Transporte de personas

Antonio Soler
ANTONIO SOLER

La noticia, encuadrada en medio del aburrimiento de la Navidad, parecía un invento, una broma sacada del magín de un redactor con ganas de adornar el árbol de las noticias con una bombilla simpática o por lo menos curiosa. Un hombre que intenta salir del avión por la puerta de emergencia. Luego se vio que no, que la noticia no era falsa y que además el personaje que se dio el paseo por el ala del avión tenía rostro, personalidad y corazón. Y quizás eso lo explica todo. Una cobaya humana sometida a la presión suficiente como dejar de dar vueltas en la noria que no va a ninguna parte. Alguien que parece realizar una acción absurda. Muy absurda, sí. Aunque visto de otro modo bien podría ser alguien que se rebela contra el absurdo.

El protagonista del suceso confesó después que el resto del pasaje, al verlo abrir la puerta de emergencia y salir al exterior, le dedicó aplausos y señales de victoria. De pronto convertido en héroe, la obediencia bovina rota. El Braveheart del transporte aéreo. El vuelo que procedía de Londres había acumulado un retraso de hora y media en su salida y, después del aterrizaje, los viajeros llevaban media hora esperando que les abrieran las puertas de salida. No sabe uno si fueron informados sobre lo que estaba sucediendo, pero sí sabe que en demasiadas ocasiones el transporte aéreo de personas se parece más al transporte de ganado que a otra cosa. La gran aventura de volar del pasado se ha transformado en una cadena de humillaciones, coacciones, apremios y exigencias que dejan al intrépido viajero convertido en una especie de oveja trasquilada sin más derecho que el de seguir los corredores y rampas que le marcan los rabadanes de la cosa, o, como mucho, a desahogarse ante un mostrador en el que meterán su llantina en un sobre y lo echarán al insondable mar de la burocracia.

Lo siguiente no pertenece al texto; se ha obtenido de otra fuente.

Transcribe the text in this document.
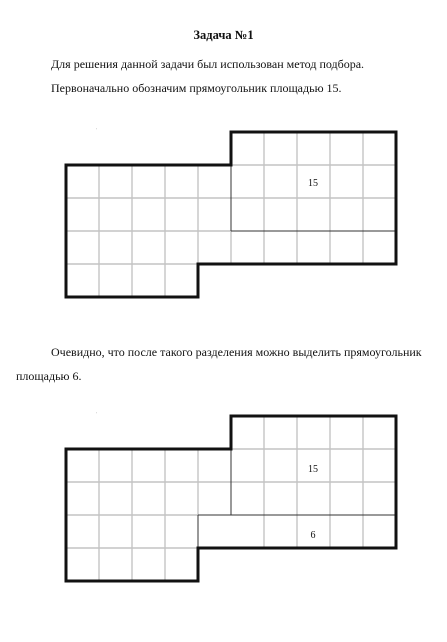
Задача №1
Для решения данной задачи был использован метод подбора.
Первоначально обозначим прямоугольник площадью 15.
15
'
Очевидно, что после такого разделения можно выделить прямоугольник
площадью 6.
15
6
'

Romuald, que así se llama el hombre que salió a respirar aire puro, se avergüenza de lo que hizo. Un hombre humilde y semitriturado por la maquinaria social. Músico de ocasión. Superviviente. Su gesto no es heroico, pero sí bastante humano y, por tanto, comprensible. En base a la seguridad, en base al raciocinio, a la comunidad y las ordenanzas, uno acepta mantener durante unas horas un comportamiento exquisitamente gregario, pero a veces, ante un exceso de presión o, como es el caso, el compromiso adquirido se incumple por parte de los patronos, los resortes humanos saltan. No estamos diseñados para pasar un tiempo indefinido encerrados en un tubo y con un espacio que cada vez, debido al beneficio de los caporales aéreos, es más reducido. El ataque de ansiedad, la claustrofobia, la desesperación o como quieran llamar a lo que le ocurrió a Romuald, le puede suponer una multa de 45.000 euros. Algo imposible de afrontar por parte de este hombre amparado por Cáritas. Si los jerifaltes aéreos tuvieran que pagar a ese precio sus despropósitos, mañana mismo estaban ellos también en régimen de hospicio.